ESSAR Oil UK says it "remains confident in its future", amid national press speculation the company – which has a refinery in Ellesmere Port – is on the brink of collapse.

Reports suggested the fuel giant, which supplies about a sixth of Britain's road fuel, was facing a deadline to repay hundreds of millions of pounds to HM Revenue & Customs in deferred taxes.

It added the firm, which employs more than 900 people at the Stanlow site, with a further 800 on-site contractors and 5,000 more through the extended value chain, was seeking an extension to the 'Time to Pay' agreement with HMRC.

Now Essar Oil UK has responded to what it calls 'press speculation', reaffirming that the trading environment is more positive, and that despite the concerns over potential fuel shortages across the UK, it had been able to deliver fuel to forecourts where necessary.

It acknowledged it was seeking "a short extension" with HMRC, as the recovery from the pandemic had been "slower than expected".

In a statement, it said: "EOUK [Essar Oil UK] set out in detail its current financial status in a statement last week, in which it confirmed the considerable progress the company had made to strengthen its financial position and agree new financing.

"As a result of that work over the past few months, EOUK has $1.1 billion in liquidity secured.

"Further, the company has now returned to EBITDA [Earnings Before Interest, Taxes, Depreciation and Amortisation] positive and is therefore in a much stronger position to weather the continued challenge presented by the pandemic.

"Notably, EOUK has at this point successfully managed through the current supply disruption.

"By taking action in early August to retain its driver base, plus sign up smaller hauliers, EOUK has in fact increased vehicle shifts per day considerably, ensuring security of supply to its customers at this critical time.

"In early August EOUK was operating with about 52 vehicle shifts per day to over 70 shifts per day today. The shift plan is set to increase this further to well over 80 by the end of October according to current scheduling, bringing much-needed fuel to EOUK’s forecourt customers.

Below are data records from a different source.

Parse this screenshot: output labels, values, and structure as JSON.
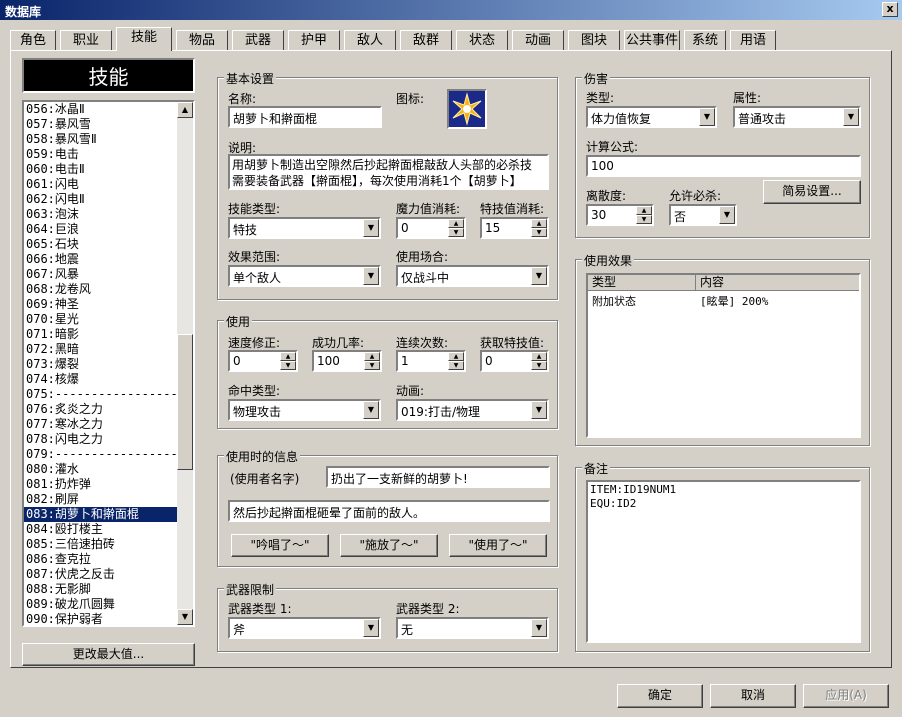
{
  "window": {
    "title": "数据库",
    "close": "x"
  },
  "tabs": [
    "角色",
    "职业",
    "技能",
    "物品",
    "武器",
    "护甲",
    "敌人",
    "敌群",
    "状态",
    "动画",
    "图块",
    "公共事件",
    "系统",
    "用语"
  ],
  "active_tab": 2,
  "skill_header": "技能",
  "skill_list": [
    "056:冰晶Ⅱ",
    "057:暴风雪",
    "058:暴风雪Ⅱ",
    "059:电击",
    "060:电击Ⅱ",
    "061:闪电",
    "062:闪电Ⅱ",
    "063:泡沫",
    "064:巨浪",
    "065:石块",
    "066:地震",
    "067:风暴",
    "068:龙卷风",
    "069:神圣",
    "070:星光",
    "071:暗影",
    "072:黑暗",
    "073:爆裂",
    "074:核爆",
    "075:-------------------",
    "076:炙炎之力",
    "077:寒冰之力",
    "078:闪电之力",
    "079:-------------------",
    "080:灌水",
    "081:扔炸弹",
    "082:刷屏",
    "083:胡萝卜和擀面棍",
    "084:殴打楼主",
    "085:三倍速拍砖",
    "086:查克拉",
    "087:伏虎之反击",
    "088:无影脚",
    "089:破龙爪圆舞",
    "090:保护弱者"
  ],
  "selected_index": 27,
  "change_max_button": "更改最大值...",
  "basic": {
    "group": "基本设置",
    "name_label": "名称:",
    "name_value": "胡萝卜和擀面棍",
    "icon_label": "图标:",
    "desc_label": "说明:",
    "desc_line1": "用胡萝卜制造出空隙然后抄起擀面棍敲敌人头部的必杀技",
    "desc_line2": "需要装备武器【擀面棍】，每次使用消耗1个【胡萝卜】",
    "type_label": "技能类型:",
    "type_value": "特技",
    "mp_label": "魔力值消耗:",
    "mp_value": "0",
    "tp_label": "特技值消耗:",
    "tp_value": "15",
    "scope_label": "效果范围:",
    "scope_value": "单个敌人",
    "occasion_label": "使用场合:",
    "occasion_value": "仅战斗中"
  },
  "invocation": {
    "group": "使用",
    "speed_label": "速度修正:",
    "speed_value": "0",
    "success_label": "成功几率:",
    "success_value": "100",
    "repeat_label": "连续次数:",
    "repeat_value": "1",
    "tp_gain_label": "获取特技值:",
    "tp_gain_value": "0",
    "hit_label": "命中类型:",
    "hit_value": "物理攻击",
    "anim_label": "动画:",
    "anim_value": "019:打击/物理"
  },
  "message": {
    "group": "使用时的信息",
    "user_name": "(使用者名字)",
    "line1": "扔出了一支新鲜的胡萝卜!",
    "line2": "然后抄起擀面棍砸晕了面前的敌人。",
    "btn1": "\"吟唱了～\"",
    "btn2": "\"施放了～\"",
    "btn3": "\"使用了～\""
  },
  "weapon": {
    "group": "武器限制",
    "type1_label": "武器类型 1:",
    "type1_value": "斧",
    "type2_label": "武器类型 2:",
    "type2_value": "无"
  },
  "damage": {
    "group": "伤害",
    "type_label": "类型:",
    "type_value": "体力值恢复",
    "element_label": "属性:",
    "element_value": "普通攻击",
    "formula_label": "计算公式:",
    "formula_value": "100",
    "variance_label": "离散度:",
    "variance_value": "30",
    "critical_label": "允许必杀:",
    "critical_value": "否",
    "simple_button": "简易设置..."
  },
  "effects": {
    "group": "使用效果",
    "col_type": "类型",
    "col_content": "内容",
    "rows": [
      {
        "type": "附加状态",
        "content": "[眩晕] 200%"
      }
    ]
  },
  "note": {
    "group": "备注",
    "lines": [
      "ITEM:ID19NUM1",
      "EQU:ID2"
    ]
  },
  "footer": {
    "ok": "确定",
    "cancel": "取消",
    "apply": "应用(A)"
  },
  "colors": {
    "title_start": "#0a246a",
    "title_end": "#a6caf0",
    "selection": "#0a246a",
    "face": "#d4d0c8"
  }
}
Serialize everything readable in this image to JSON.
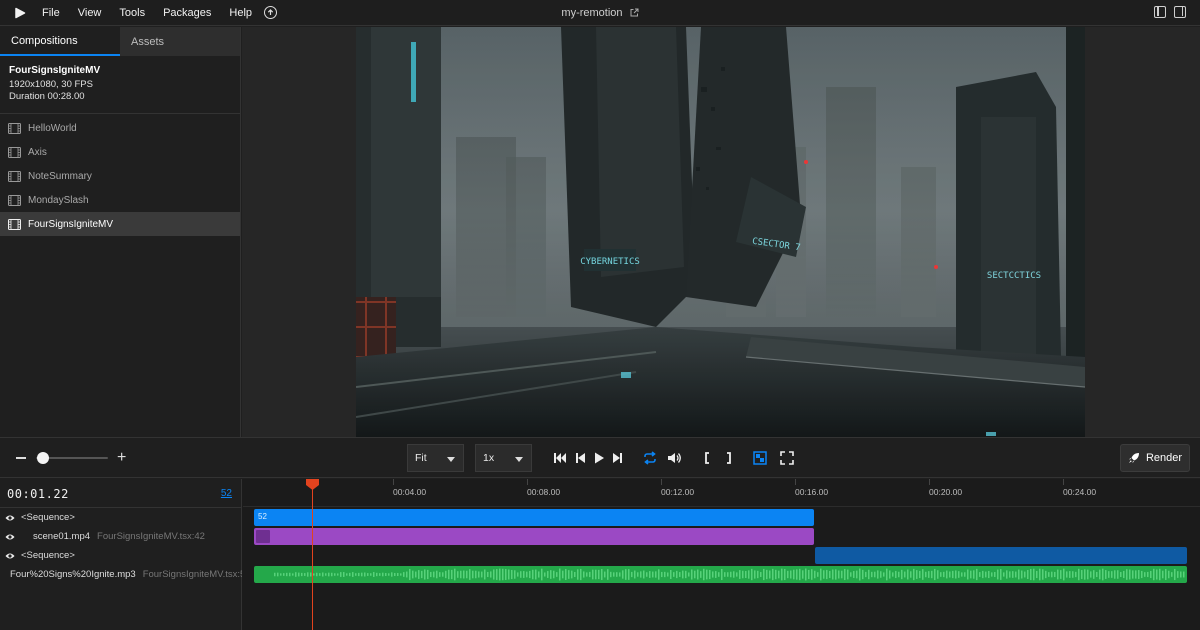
{
  "menubar": {
    "items": [
      "File",
      "View",
      "Tools",
      "Packages",
      "Help"
    ],
    "project_title": "my-remotion"
  },
  "sidebar": {
    "tabs": [
      "Compositions",
      "Assets"
    ],
    "selected": {
      "name": "FourSignsIgniteMV",
      "resolution": "1920x1080, 30 FPS",
      "duration": "Duration 00:28.00"
    },
    "compositions": [
      "HelloWorld",
      "Axis",
      "NoteSummary",
      "MondaySlash",
      "FourSignsIgniteMV"
    ]
  },
  "preview": {
    "signs": [
      "CYBERNETICS",
      "CSECTOR 7",
      "SECTCCTICS"
    ]
  },
  "controls": {
    "zoom_fit": "Fit",
    "playback_rate": "1x",
    "render_label": "Render",
    "zoom_level": 0.1
  },
  "timeline": {
    "timecode": "00:01.22",
    "frame": "52",
    "ruler_labels": [
      "00:04.00",
      "00:08.00",
      "00:12.00",
      "00:16.00",
      "00:20.00",
      "00:24.00"
    ],
    "tracks": [
      {
        "label": "<Sequence>",
        "sub": "",
        "type": "sequence"
      },
      {
        "label": "scene01.mp4",
        "sub": "FourSignsIgniteMV.tsx:42",
        "type": "video"
      },
      {
        "label": "<Sequence>",
        "sub": "",
        "type": "sequence"
      },
      {
        "label": "Four%20Signs%20Ignite.mp3",
        "sub": "FourSignsIgniteMV.tsx:5!",
        "type": "audio"
      }
    ],
    "clip_label": "52"
  },
  "colors": {
    "accent": "#0b84f3",
    "sequence_clip": "#0b84f3",
    "video_clip": "#9b49c4",
    "second_sequence": "#0f5aa3",
    "audio_clip": "#24a84a",
    "playhead": "#e2431e"
  }
}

"EOUK remains committed to continuing to meet the demands of its customers."

The firm added it was continuing to discuss matters with HMRC.

"On future VAT payments, EOUK entered into a time-to-pay (“TTP”) arrangement with HMRC for a total of £770 million in April 2021.

"EOUK has already repaid HMRC £547 million, leaving a balance of £223 million, as part of the Government opt-in scheme available to all corporates in the UK.

"All companies under the TTP have been given until January 2022 to meet their commitments. EOUK had agreed to an accelerated schedule to make this payment.

"However, the recovery from the pandemic has been slower than predicted. EOUK is therefore in discussions with HMRC over a short extension to make those deferred VAT payments.

"Those discussions are positive and EOUK looks forward to a resolution soon.

"EOUK has made positive changes to its internal governance in recent months, having adjusted its board, constituted an Advisory Council, appointed a new independent director and has adopted the Wates principles.

"It continues to work with leading advisers, including E&Y. Since the refinery was acquired by Essar, Essar has invested more than $1 billion in the refinery and is committed to developing initiatives that support its vision for a low-carbon future.

"EOUK remains confident in its future, not least as the air travel market continues to open up and demand recovers."

Reacting to the national story about Essar, Justin Madders, MP for Ellesmere Port and Neston, said in a message on Twitter: “Having spoken with the company today (Sunday) I don’t believe the headlines about their imminent demise are warranted.

“Things are heading in the right direction and discussions have been positive with HMRC.”